Sibe Bleuzé on , updated
Being part of Factry’s Data Engineering team means we’re spending a lot of time providing customer support and fixing specific issues in our clients’ setup. We’ve noticed that we’re frequently being asked similar questions and spend quite a bit of time helping users fix similar errors.
In this blogpost, we’ll be going over some common OPC-UA and time synchronization errors. We’ll show you what they mean, why they occur and how you can fix them yourself if necessary.
Throughout the blogpost, we are working with an OPC-UA client reading from an OPC-UA server, polling and/or monitoring multiple NodeIDs, while persisting the received values in some way (Value+Timestamp+Status) for further processing down the line.
The OPC-UA server in this case is publishing values from one or more underlying devices (PLCs, SCADAs, …).
We also assume the reader is familiar with the basics of OPC-UA, such as NodeIDs, polling (periodic read request) vs. monitoring (subscription), OPC-UA status codes, …

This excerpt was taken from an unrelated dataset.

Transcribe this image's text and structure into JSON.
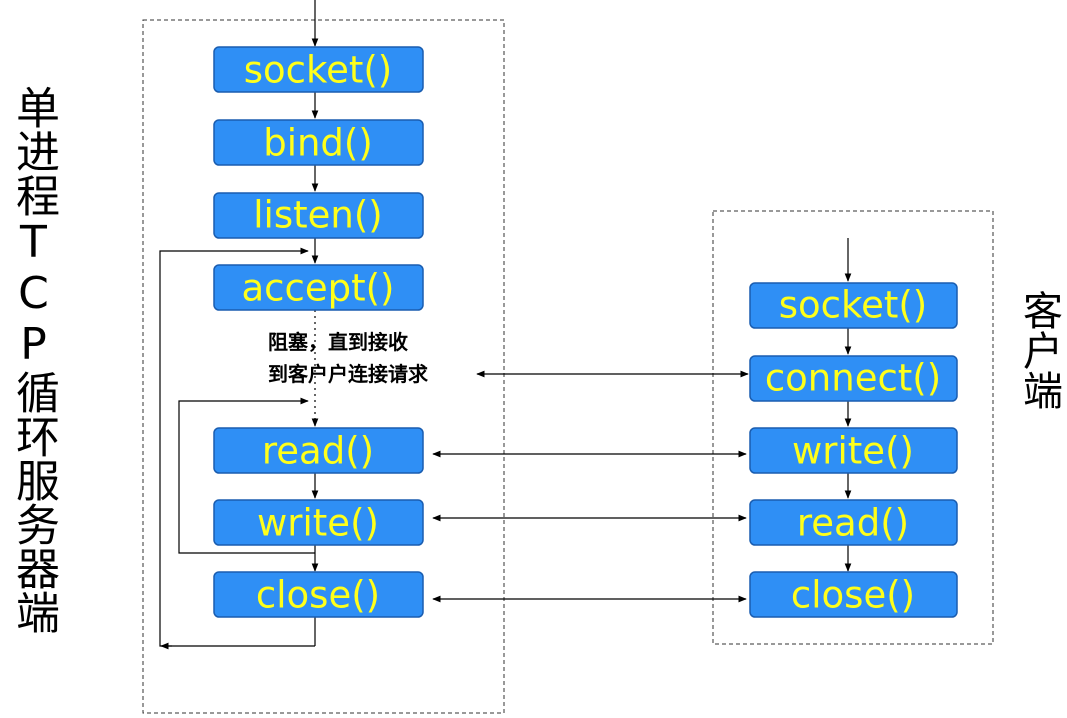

A common problem encountered when scaling data collection to more and more NodeIDs, possibly coming from more and more devices, is that at some point the OPC-UA server takes longer than desired to respond. If your OPC-UA client implements timing out of requests (which it should), you will receive a BadTimeout (0x800A0000) response.
In most cases, the timeout occurs because of some problem with the OPC-UA server itself. It might have issues communicating with one or more devices or, if you’re requesting data for a lot of NodeIDs at once, it might just be busy gathering all that data and running out of time before that is finished.
A first solution might be to increase the time the client waits for the response of the OPC-UA server. If you’re lucky, that is all you need to do. In other cases, you might encounter a new error, such as the ones discussed below, which will allow you to more specifically investigate what the real issue is.
Unless you’re using some kind of automated system to expand your configuration to more nodes, it is likely that at some point you will make a typo in the configuration.
This might result in errors like for example BadNodeIdUnknown (0x80340000) when the typo is in the NodeID, simply Bad (0x80000000), or data not being collected at the desired rate when the typo is in the request rate.
Usually, this will get spotted faster if there is interaction with the data being collected, so ownership of the resulting data is beneficial.
As you read more and more NodeIDs in a polling setup, it is beneficial to register them with the OPC-UA server. A register request takes the NodeID, which can be a long name depending on your setup, and returns a short numeric NodeID to the OPC-UA client, which can be used to retrieve data for this node in future read requests.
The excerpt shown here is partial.